Dozens of people have lost their lives as a result of skirmishes linked to cattle rustling and fight over pasture and water points among the nomadic communities.

Three people died and scores were injured last Saturday at the volatile West Pokot-Turkana border.

Abbas Gullet, secretary general of Kenya Red Cross, said the attacks paralyzed transport between Lodwar and Kitale towns.

Retaliatory attacks have continued along the border, disrupting economic activities like irrigation along Lake Turkwel.

Oil transportation from exploration fields in Ngamia 1 in Lokichar area to the refinery in the port city of Mombasa was disrupted for one week due to worsening security.

"We have suspended transportation of oil for a while due to insecurity. Bandits attack on the highway is a threat to our operation in Lokichar," said an official from British oil company Tullow.

Mathew Kutto, police commander in West Pokot County, told Xinhua that tension remained high at the volatile Turkana-West Pokot border but the government had deployed police officers to boost security.
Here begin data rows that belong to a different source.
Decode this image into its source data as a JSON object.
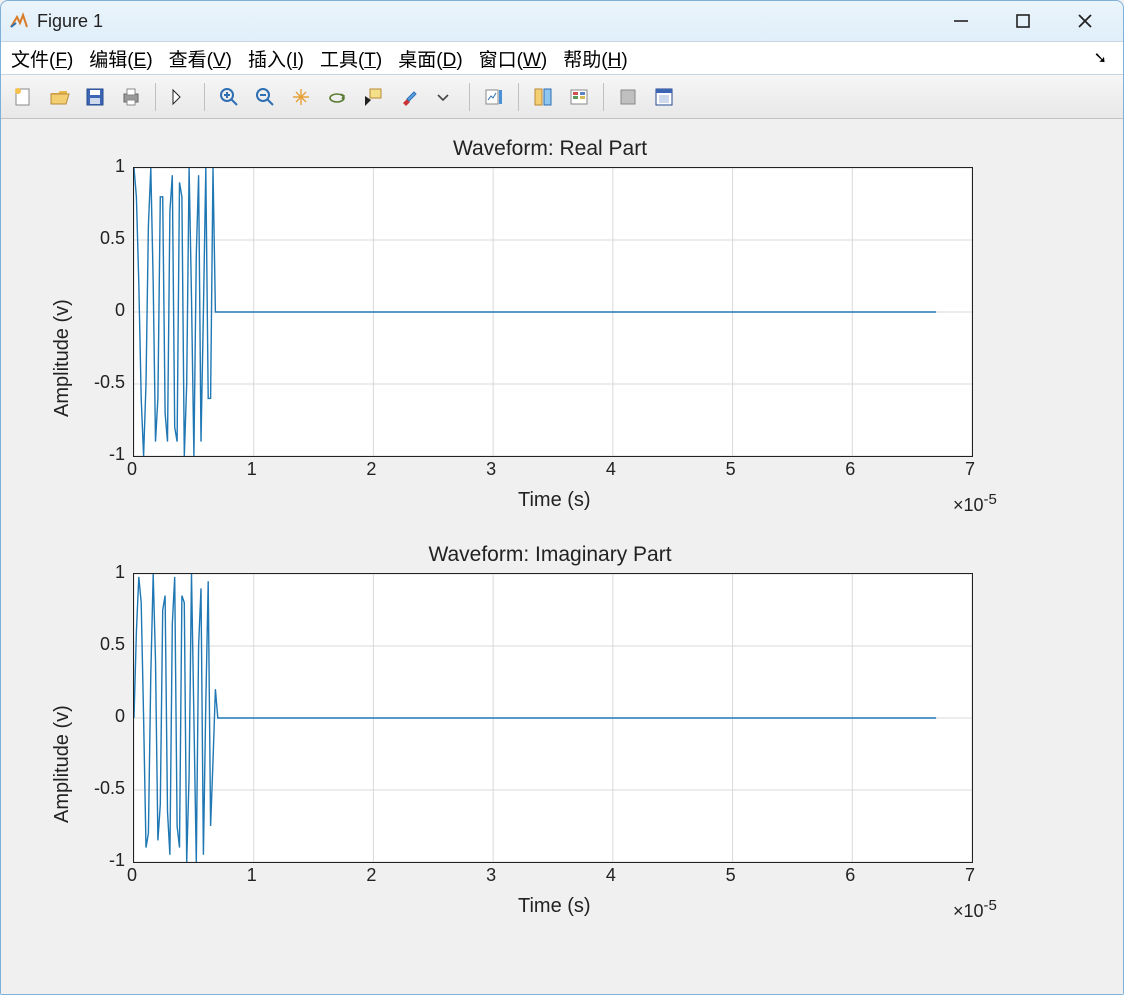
{
  "window": {
    "title": "Figure 1"
  },
  "menu": {
    "file": {
      "label": "文件",
      "mn": "F"
    },
    "edit": {
      "label": "编辑",
      "mn": "E"
    },
    "view": {
      "label": "查看",
      "mn": "V"
    },
    "insert": {
      "label": "插入",
      "mn": "I"
    },
    "tools": {
      "label": "工具",
      "mn": "T"
    },
    "desktop": {
      "label": "桌面",
      "mn": "D"
    },
    "window": {
      "label": "窗口",
      "mn": "W"
    },
    "help": {
      "label": "帮助",
      "mn": "H"
    }
  },
  "toolbar_icons": [
    "new",
    "open",
    "save",
    "print",
    "arrow",
    "zoom-in",
    "zoom-out",
    "pan",
    "rotate",
    "data-cursor",
    "brush",
    "link",
    "colorbar",
    "legend",
    "hide",
    "show"
  ],
  "chart_data": [
    {
      "type": "line",
      "title": "Waveform: Real Part",
      "xlabel": "Time (s)",
      "ylabel": "Amplitude (v)",
      "xlim": [
        0,
        7e-05
      ],
      "ylim": [
        -1,
        1
      ],
      "x_exponent": "×10^{-5}",
      "xticks_display": [
        "0",
        "1",
        "2",
        "3",
        "4",
        "5",
        "6",
        "7"
      ],
      "yticks_display": [
        "-1",
        "-0.5",
        "0",
        "0.5",
        "1"
      ],
      "series": [
        {
          "name": "real",
          "x": [
            0.0,
            0.02,
            0.04,
            0.06,
            0.08,
            0.1,
            0.12,
            0.14,
            0.16,
            0.18,
            0.2,
            0.22,
            0.24,
            0.26,
            0.28,
            0.3,
            0.32,
            0.34,
            0.36,
            0.38,
            0.4,
            0.42,
            0.44,
            0.46,
            0.48,
            0.5,
            0.52,
            0.54,
            0.56,
            0.58,
            0.6,
            0.62,
            0.64,
            0.66,
            0.68,
            0.7,
            6.7
          ],
          "y": [
            1.0,
            0.8,
            0.2,
            -0.6,
            -1.0,
            -0.5,
            0.6,
            1.0,
            0.2,
            -0.9,
            -0.6,
            0.8,
            0.8,
            -0.7,
            -0.9,
            0.7,
            0.95,
            -0.8,
            -0.9,
            0.9,
            0.8,
            -1.0,
            -0.5,
            1.0,
            0.1,
            -1.0,
            0.4,
            0.95,
            -0.9,
            0.0,
            1.0,
            -0.6,
            -0.6,
            1.0,
            0.0,
            0.0,
            0.0
          ],
          "x_scale_note": "x values are in units of 1e-5 s (i.e. match xticks_display); chirp occupies ~0..0.70, then y=0 to end"
        }
      ]
    },
    {
      "type": "line",
      "title": "Waveform: Imaginary Part",
      "xlabel": "Time (s)",
      "ylabel": "Amplitude (v)",
      "xlim": [
        0,
        7e-05
      ],
      "ylim": [
        -1,
        1
      ],
      "x_exponent": "×10^{-5}",
      "xticks_display": [
        "0",
        "1",
        "2",
        "3",
        "4",
        "5",
        "6",
        "7"
      ],
      "yticks_display": [
        "-1",
        "-0.5",
        "0",
        "0.5",
        "1"
      ],
      "series": [
        {
          "name": "imag",
          "x": [
            0.0,
            0.02,
            0.04,
            0.06,
            0.08,
            0.1,
            0.12,
            0.14,
            0.16,
            0.18,
            0.2,
            0.22,
            0.24,
            0.26,
            0.28,
            0.3,
            0.32,
            0.34,
            0.36,
            0.38,
            0.4,
            0.42,
            0.44,
            0.46,
            0.48,
            0.5,
            0.52,
            0.54,
            0.56,
            0.58,
            0.6,
            0.62,
            0.64,
            0.66,
            0.68,
            0.7,
            6.7
          ],
          "y": [
            0.0,
            0.6,
            0.98,
            0.8,
            0.0,
            -0.9,
            -0.8,
            0.3,
            1.0,
            0.4,
            -0.85,
            -0.6,
            0.75,
            0.85,
            -0.65,
            -0.95,
            0.65,
            0.98,
            -0.75,
            -0.9,
            0.85,
            0.8,
            -1.0,
            -0.4,
            1.0,
            0.0,
            -1.0,
            0.5,
            0.9,
            -0.95,
            0.1,
            0.95,
            -0.75,
            -0.3,
            0.2,
            0.0,
            0.0
          ],
          "x_scale_note": "x values are in units of 1e-5 s; chirp occupies ~0..0.70 with small ringdown, then y=0 to end"
        }
      ]
    }
  ]
}
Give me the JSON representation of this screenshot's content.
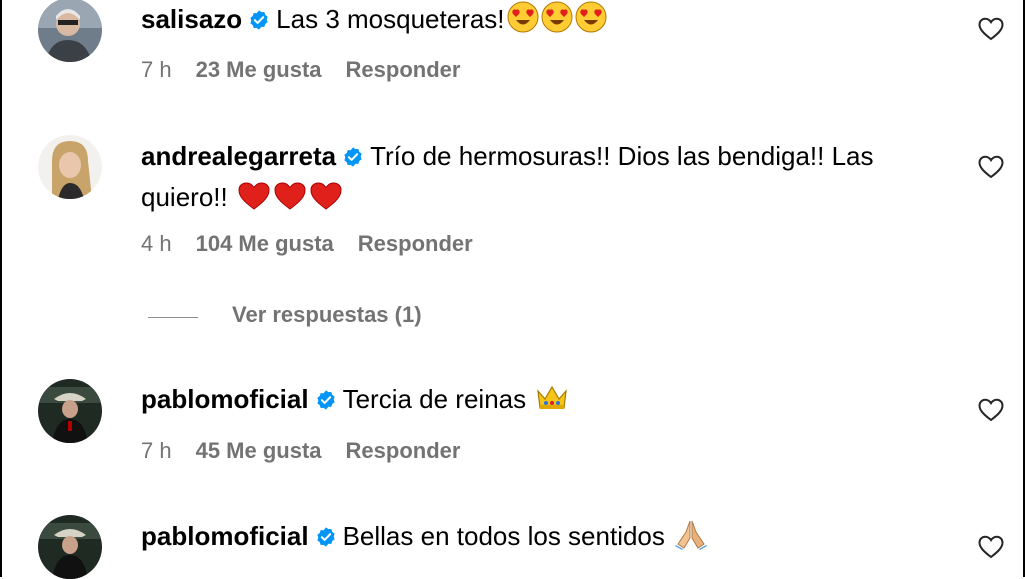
{
  "comments": [
    {
      "username": "salisazo",
      "text": "Las 3 mosqueteras!",
      "emojis": [
        "heart-eyes",
        "heart-eyes",
        "heart-eyes"
      ],
      "time": "7 h",
      "likes": "23 Me gusta",
      "reply": "Responder"
    },
    {
      "username": "andrealegarreta",
      "text": "Trío de hermosuras!! Dios las bendiga!! Las quiero!!",
      "emojis": [
        "red-heart",
        "red-heart",
        "red-heart"
      ],
      "time": "4 h",
      "likes": "104 Me gusta",
      "reply": "Responder"
    },
    {
      "username": "pablomoficial",
      "text": "Tercia de reinas",
      "emojis": [
        "crown"
      ],
      "time": "7 h",
      "likes": "45 Me gusta",
      "reply": "Responder"
    },
    {
      "username": "pablomoficial",
      "text": "Bellas en todos los sentidos",
      "emojis": [
        "folded-hands"
      ]
    }
  ],
  "view_replies": "Ver respuestas (1)",
  "colors": {
    "verified": "#0095f6",
    "meta_text": "#737373",
    "heart_emoji": "#e0211b"
  }
}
"It is true tension is high along the border of the two warring communities but... we have deployed security officers to protect civilians, especially motorists along the highway," Kutto said.

There is heavy presence of armed bandits along the Lodwar-Kitale highway, a key transport corridor in northwestern Kenya.

Education officials said several schools along the border separating the two counties have been forced to close due to insecurity.

"Schools along the border are not safe and most of them have been forced to close for the safety of students and teachers," said an education official who requested anonymity. "Learning will resume when there is calm and teaching fraternity is assured of security."

Turkana and West Pokot nomadic communities' leaders have been accused of fuelling the conflict at the border and lobby groups are calling for their arrest and prosecution.

So far, families in Lorogon, Turkwel, Takaywo, Kainuk, Loyapata and Kapur areas have fled their homes for fear of retaliatory attacks.

Locals said the violence was provoked by last week's incident where police officers from Turkana County allegedly opened fire on a convoy of leaders heading to Takaywo village for a peace meeting.

Kutto said police officers involved in the shooting have been arrested and put under investigation.

Peace monitors at the volatile border said that more than five people have been killed and hundreds of livestock lost since the beginning of the year.

Residents lamented that the renewed fighting will sabotage economic growth in the region.

"We are not attending our farms now. We fear being killed by the bandits and we regret that what has been achieved in the past years when there was peace will be drained to waste," said Grace Ekiru, a vegetable farmer.

Motorists plying the Lodwar-Kitale highway are protected by police escort, but traders complain of dwindling business due to insecurity.

"Transporting goods from Kitale has been frustrated by highway banditry and the problem has hindered business," said Peter Maina, a grocery shop owner in Lodwar town.